Speakers briefed MACo January 2015 winter conference attendees on four key water issues during the “Treacherous Shoals: Navigating the Murky Depths of Water Issues” session.  Recently, there have been many state and federal water requirements that directly affect county governments.


Chesapeake Bay Foundation Maryland Executive Director Alison Prost discussed the legal framework of the Chesapeake Bay Total Maximum Daily Load (TMDL) – the federally mandated “pollution diet” for the Bay and its tributaries.  Prost discussed the origin and format of the Bay TMDL, including the legal settlement that set much of the TMDL’s format.  The TMDL imposes specific pollution reductions on the State, which in turn has placed specific reduction goals on the counties.  She noted that Maryland is still working through its water pollution reduction requirements, but is not facing potential sanctions like Pennsylvania.

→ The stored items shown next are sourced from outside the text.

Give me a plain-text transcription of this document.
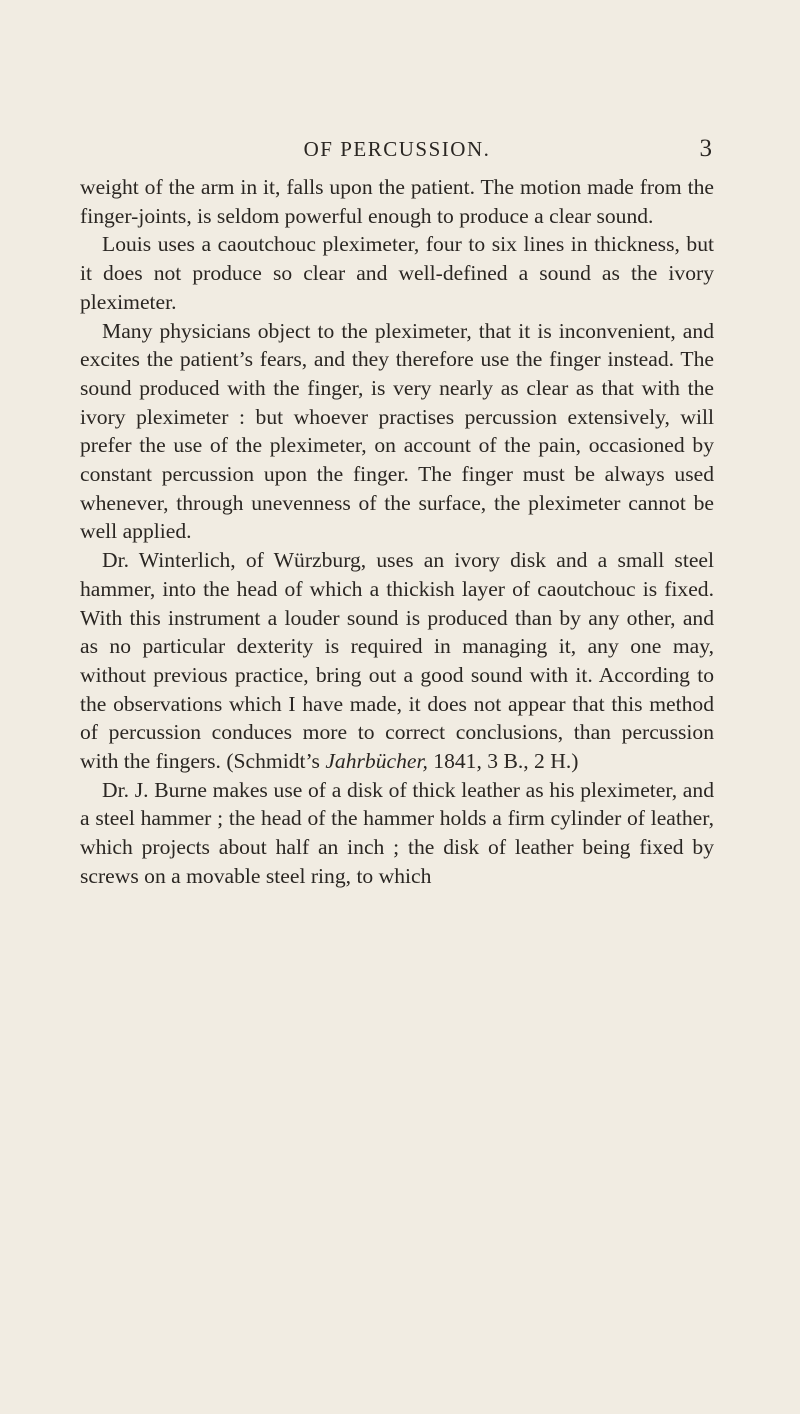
OF PERCUSSION.	3

weight of the arm in it, falls upon the patient. The motion made from the finger-joints, is seldom powerful enough to produce a clear sound.

Louis uses a caoutchouc pleximeter, four to six lines in thickness, but it does not produce so clear and well-defined a sound as the ivory pleximeter.

Many physicians object to the pleximeter, that it is inconvenient, and excites the patient’s fears, and they therefore use the finger instead. The sound produced with the finger, is very nearly as clear as that with the ivory pleximeter : but whoever practises percussion extensively, will prefer the use of the pleximeter, on account of the pain, occasioned by constant percussion upon the finger. The finger must be always used whenever, through unevenness of the surface, the pleximeter cannot be well applied.

Dr. Winterlich, of Würzburg, uses an ivory disk and a small steel hammer, into the head of which a thickish layer of caoutchouc is fixed. With this instrument a louder sound is produced than by any other, and as no particular dexterity is required in managing it, any one may, without previous practice, bring out a good sound with it. According to the observations which I have made, it does not appear that this method of percussion conduces more to correct conclusions, than percussion with the fingers. (Schmidt’s Jahrbücher, 1841, 3 B., 2 H.)

Dr. J. Burne makes use of a disk of thick leather as his pleximeter, and a steel hammer ; the head of the hammer holds a firm cylinder of leather, which projects about half an inch ; the disk of leather being fixed by screws on a movable steel ring, to which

AquaLaw attorney Christopher Pomeroy explained Municipal Separate Storm Sewer System (MS4) permits that are issued to certain counties under direction from the Maryland Department of the Environment.  The permits regulate stormwater runoff and the latest round of permits are among the most stringent in the nation.  Pomeroy provided an update to the litigation that currently surrounds the Phase I MS4 permits that are issued to the larger counties in Maryland.  The litigation could dictate how counties must comply with the permits and federal water quality standards, potentially imposing significant or impossible costs on county governments.

Best Best & Kriger attorney Andre Monette discussed the pending rulemaking by the United States Environmental Protection Agency that would change the definition of “waters of the United States” under the federal Clean Water Act.  He explained that a change to the definition would essentially the scope of the Act by potentially adding manmade drainage ditches or canals.  The proposed rule may also bring in storm drain systems and rain gardens.  Counties manage both these types of systems.

Maryland Department of Natural Resources (DNR) Climate Policy Program Manager Zoe Johnson discussed the threat posed by sea level rise and storm surges to Maryland’s coastal areas to private development and public infrastructure. DNR has developed strategies to address land use, transportation, and infrastructure planning and works with vulnerable local communities.  This can include planning changes, shoreline & buffer management, and bulding code changes.  She also mentioned the CoastSmart Communities Grant program.

Frederick County Executive Jan Gardner moderated the panel.